Programming Partners and Other Funders:
Alaska Arts and Culture Foundation; Alaska Community Share; Alaska Community Foundation; Alaska State Council on the Arts; Arc of Anchorage; Anchorage International Film Festival; Anchorage Weavers and Spinners Guild; Bezek, Durst & Seiser; Begich Middle School; Bunnell Street Arts Center; BP Exploration, Carver Family Foundation; Classic Woman & Portfolio; Fairbanks Arts Association; KYES-TV 5; IBM; McLaughlin Youth Center; Steller Alternative School; Cook Inlet Tribal Council/Mediak; Municipality of Anchorage; National Endowment for the Arts; National Performance Network; Nick Begich Scholarship Fund; Rasmuson Foundation, Storytellers Guild of Anchorage; University of Alaska Anchorage Women’s Studies Department; University of Alaska Anchorage Fine Arts Department; Warhol Foundation; Western States Arts Federation; Petersburg, Denali, and Palmer Arts Councils.
Educational Programs and Artist Residencies
Images of Youth
VSA Alaska’s multidisciplinary youth arts program serve students with learning disabilities and other at-risk students in grades 6–12. Professional artists guide adolescents in creative writing, performance, visual, and media arts to develop their talents, language arts skills, knowledge of contemporary art forms, social and academic skills, confidence, and self-esteem. Youth-devised projects give teens a public forum to express their aspirations and concerns through the arts.
Local teaching artists are recruited by VSA Alaska to work in after-school programs at an Anchorage middle school, an alternative high school, and a youth detention facility with high concentrations of low-income, at-risk youth. These classes are augmented by visiting national performing artists.
This year VSA Alaska will add two new youth programs. The first will offer lessons in playing and dancing to the khean, a traditional Hmong wind instrument. Currently plans are being made to add a radio program where youth will program and operate a radio station from the Out North facility.

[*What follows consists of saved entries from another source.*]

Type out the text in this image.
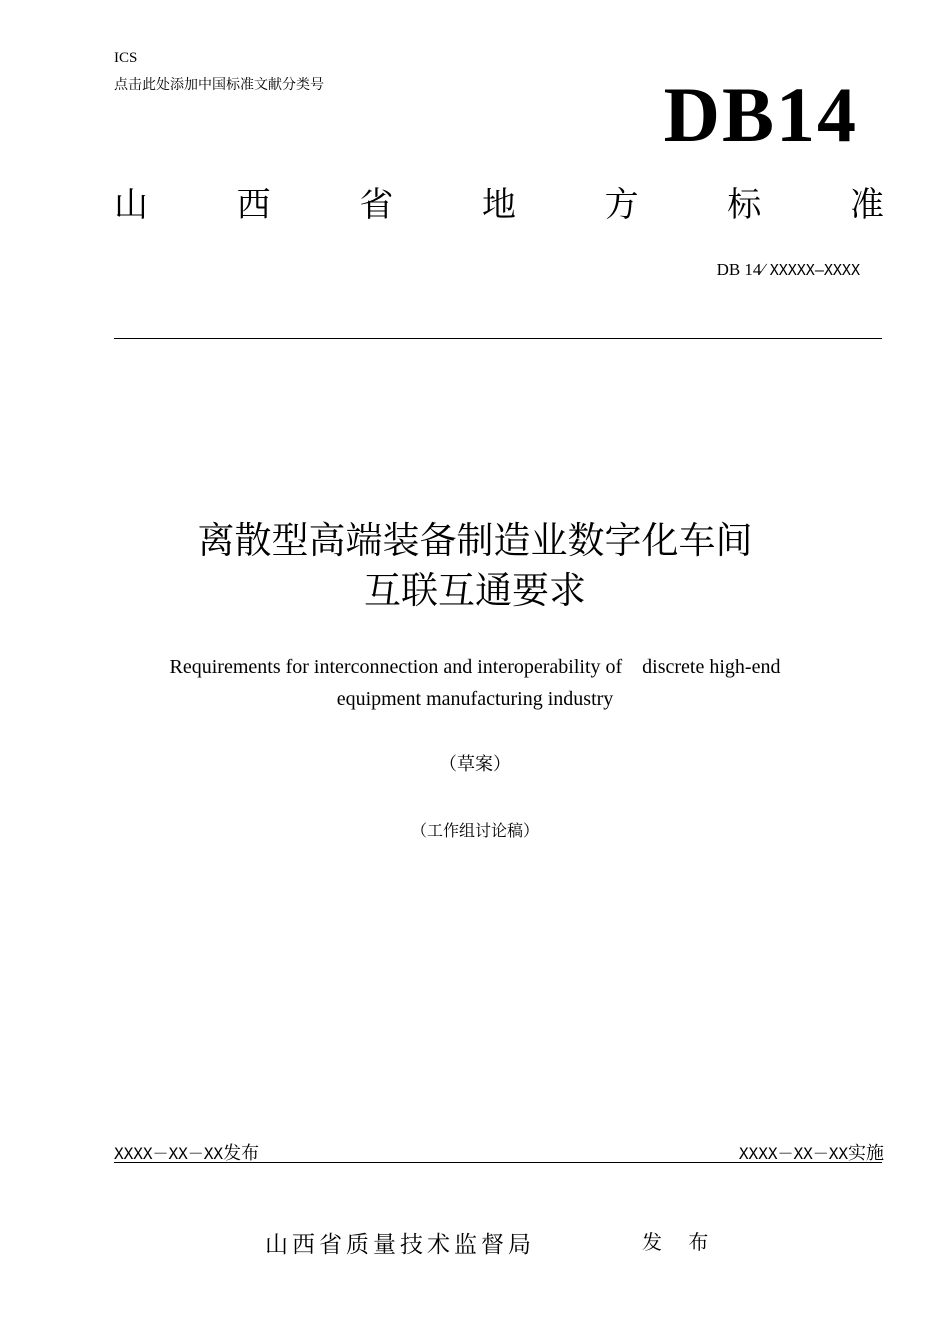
ICS
点击此处添加中国标准文献分类号	DB14
山	西	省	地	方	标	准
DB 14∕ XXXXX—XXXX
离散型高端装备制造业数字化车间
互联互通要求
Requirements for interconnection and interoperability of    discrete high-end
equipment manufacturing industry
（草案）
（工作组讨论稿）
XXXX－XX－XX发布	XXXX－XX－XX实施
山西省质量技术监督局	发 布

Professional Development and Technical Assistance
Onstage and Gallery Programs
Emerging artists with and without disabilities will be given opportunities to develop live performance skills through an annual solo performance showcase. Local theatre producers will present scripted works featuring casts and crews including people with and without disabilities. Visiting national performing artists will train local artists on how to effectively integrate the arts into the curriculum for students with disabilities in prekindergarten through 12th grade, and to use various art forms as tools to teach other academic subjects and life skills. Emerging visual artists will be given opportunities to exhibit their work through the community gallery program. Local poets with and without disabilities will get exposure for their work when they are featured performers in Poetry Parley, a monthly event.
Cultural Access and Inclusive Arts Services
No Artist Left Behind
Board, staff, artists, members, and local design professionals are investigating options for re-envisioning and upgrading existing facilities with the goal of creating an accessible environment for artists and audiences of all ages. VSA Alaska will feature several performances that will include sign language interpretation.
Public Awareness and Outreach
Disability Awareness
VSA Alaska will continue to work with other organizations around the state to increase programming in other areas. National Hmong performing artists will perform a show that brings awareness to issues of depression and suicide amongst Asian-American refugees.